When magicians perform a show, they usually impress the children watching by pulling a rabbit from a top hat, revealing a dove from their clasped hands, or drawing a never ending handkerchief out of their pocket. But for some children, all it would take to make them happy is to find clean, drinkable water pouring from their taps.
The ultimate dream for more than 7 million people in Egypt is to have clean accessible water to use and drink, a dream that UNICEF Egypt is trying to achieve. For the first time in Egypt, UNICEF started using click- funding in its campaign “Water for Life”. The initiative aims to provide access to safe drinking water for the poorest families in Egypt, to protect tens of thousands of children from water borne diseases, and to improve their health and nutrition.
Every view, like, comment, and share for the video published on UNICEF’s social media channels will be counted and translated into “points”. If the video achieves 1.5m points, the campaign’s sponsors will provide 1,000 households in Egypt with plumbing and clean water.
“We aim to engage both the public and private sector in contributing to provide water connections for those who don’t have access to direct household connections,” UNICEF’s representative in Egypt Bruno Maes said. “Such interaction doesn’t only reflect public and private sector financial engagement but it also raises awareness about water deprivation related issues via initiating public debate on the importance of hygiene and water preservation means.”
In the video, a magician tries and fails to perform magic tricks to make his audience of unprivileged children smile.
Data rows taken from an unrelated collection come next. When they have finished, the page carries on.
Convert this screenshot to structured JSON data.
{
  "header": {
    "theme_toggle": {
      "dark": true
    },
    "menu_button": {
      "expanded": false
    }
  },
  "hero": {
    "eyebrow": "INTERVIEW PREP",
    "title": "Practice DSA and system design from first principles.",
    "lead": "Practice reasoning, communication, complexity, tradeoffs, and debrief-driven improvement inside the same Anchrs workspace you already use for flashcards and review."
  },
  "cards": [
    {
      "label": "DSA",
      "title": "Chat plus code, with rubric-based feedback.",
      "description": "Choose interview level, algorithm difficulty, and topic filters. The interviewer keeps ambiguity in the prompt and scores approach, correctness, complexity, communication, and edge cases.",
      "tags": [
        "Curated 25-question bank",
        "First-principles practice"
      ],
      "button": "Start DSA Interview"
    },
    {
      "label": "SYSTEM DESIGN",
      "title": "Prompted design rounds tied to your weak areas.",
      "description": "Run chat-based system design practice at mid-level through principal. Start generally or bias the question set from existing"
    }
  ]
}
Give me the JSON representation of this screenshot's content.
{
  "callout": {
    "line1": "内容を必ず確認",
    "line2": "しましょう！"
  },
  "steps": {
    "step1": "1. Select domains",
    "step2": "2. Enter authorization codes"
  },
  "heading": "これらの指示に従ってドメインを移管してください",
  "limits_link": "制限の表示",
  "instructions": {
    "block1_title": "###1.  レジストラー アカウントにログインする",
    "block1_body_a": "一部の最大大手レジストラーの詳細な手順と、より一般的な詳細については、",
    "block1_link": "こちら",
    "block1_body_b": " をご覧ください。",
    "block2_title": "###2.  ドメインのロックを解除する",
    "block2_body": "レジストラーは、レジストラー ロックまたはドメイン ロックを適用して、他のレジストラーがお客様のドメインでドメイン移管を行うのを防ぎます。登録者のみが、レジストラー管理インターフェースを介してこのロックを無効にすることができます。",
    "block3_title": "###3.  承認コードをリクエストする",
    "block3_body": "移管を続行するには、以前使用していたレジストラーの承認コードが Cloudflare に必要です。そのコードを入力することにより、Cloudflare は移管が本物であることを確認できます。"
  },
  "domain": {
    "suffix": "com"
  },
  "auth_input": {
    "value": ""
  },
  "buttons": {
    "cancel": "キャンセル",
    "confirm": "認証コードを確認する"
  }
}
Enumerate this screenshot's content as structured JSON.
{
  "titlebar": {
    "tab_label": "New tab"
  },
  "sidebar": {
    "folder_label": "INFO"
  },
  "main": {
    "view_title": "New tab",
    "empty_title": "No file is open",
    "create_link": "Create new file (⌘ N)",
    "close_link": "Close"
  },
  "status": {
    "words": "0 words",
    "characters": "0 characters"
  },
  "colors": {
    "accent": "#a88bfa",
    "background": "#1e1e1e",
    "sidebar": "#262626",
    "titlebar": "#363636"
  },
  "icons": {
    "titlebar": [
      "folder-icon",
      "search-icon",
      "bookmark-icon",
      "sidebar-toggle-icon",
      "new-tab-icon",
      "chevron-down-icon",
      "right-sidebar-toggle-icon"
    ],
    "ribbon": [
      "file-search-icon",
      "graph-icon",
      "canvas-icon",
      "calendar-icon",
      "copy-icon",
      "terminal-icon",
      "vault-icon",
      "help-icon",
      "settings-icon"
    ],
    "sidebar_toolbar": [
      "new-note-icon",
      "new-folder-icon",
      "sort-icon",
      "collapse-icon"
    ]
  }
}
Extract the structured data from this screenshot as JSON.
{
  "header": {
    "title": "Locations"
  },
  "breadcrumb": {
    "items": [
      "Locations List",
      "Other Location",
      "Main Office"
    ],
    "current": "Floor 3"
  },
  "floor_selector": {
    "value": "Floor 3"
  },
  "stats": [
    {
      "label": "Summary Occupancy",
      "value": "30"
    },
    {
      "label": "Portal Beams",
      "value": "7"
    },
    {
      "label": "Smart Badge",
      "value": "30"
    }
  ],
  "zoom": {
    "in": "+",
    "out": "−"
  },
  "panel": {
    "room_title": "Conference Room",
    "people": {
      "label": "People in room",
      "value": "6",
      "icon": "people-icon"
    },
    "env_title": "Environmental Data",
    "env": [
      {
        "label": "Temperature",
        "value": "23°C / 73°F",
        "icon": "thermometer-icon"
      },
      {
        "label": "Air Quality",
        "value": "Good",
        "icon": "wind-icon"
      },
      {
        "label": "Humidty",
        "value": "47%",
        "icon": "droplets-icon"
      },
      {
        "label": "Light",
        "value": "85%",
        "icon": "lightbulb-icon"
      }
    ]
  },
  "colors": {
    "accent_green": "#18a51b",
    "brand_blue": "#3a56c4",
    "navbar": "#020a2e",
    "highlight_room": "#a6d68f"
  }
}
Only when there is clean water from his magic tap is he capable to replace their frowns with smiles, laughter, and applause.
The video stars well-known Egyptian actor Maged El-Kedwany and directed by award winning Amr Salama with music by prominent musician Hany Adel. They all volunteered their time and expertise for the cause. Within one day of its release, it has been viewed more than 730,000 times, gained over 57,000 likes, and was shared more than 52,000 times.
UNICEF’s campaign is organised in collaboration with Rotary Club International, an international service organisation that mobilises resources for household water connections through its networks, in partnership with Holding Co. for Water & Wastewater (HCWW).
Seven million Egyptians live in households without a direct water connection and 1.5 million rely on water from tanker trucks. This combination of poor water quality and inadequate sanitation services leads to the spread of water related diseases. According to a UNICEF study, acute diarrhoea accounts for 9.1% of the total deaths of children under-five years.
“Water for Life” has managed to change 8,000 lives in the most deprived and underprivileged governorates since it began.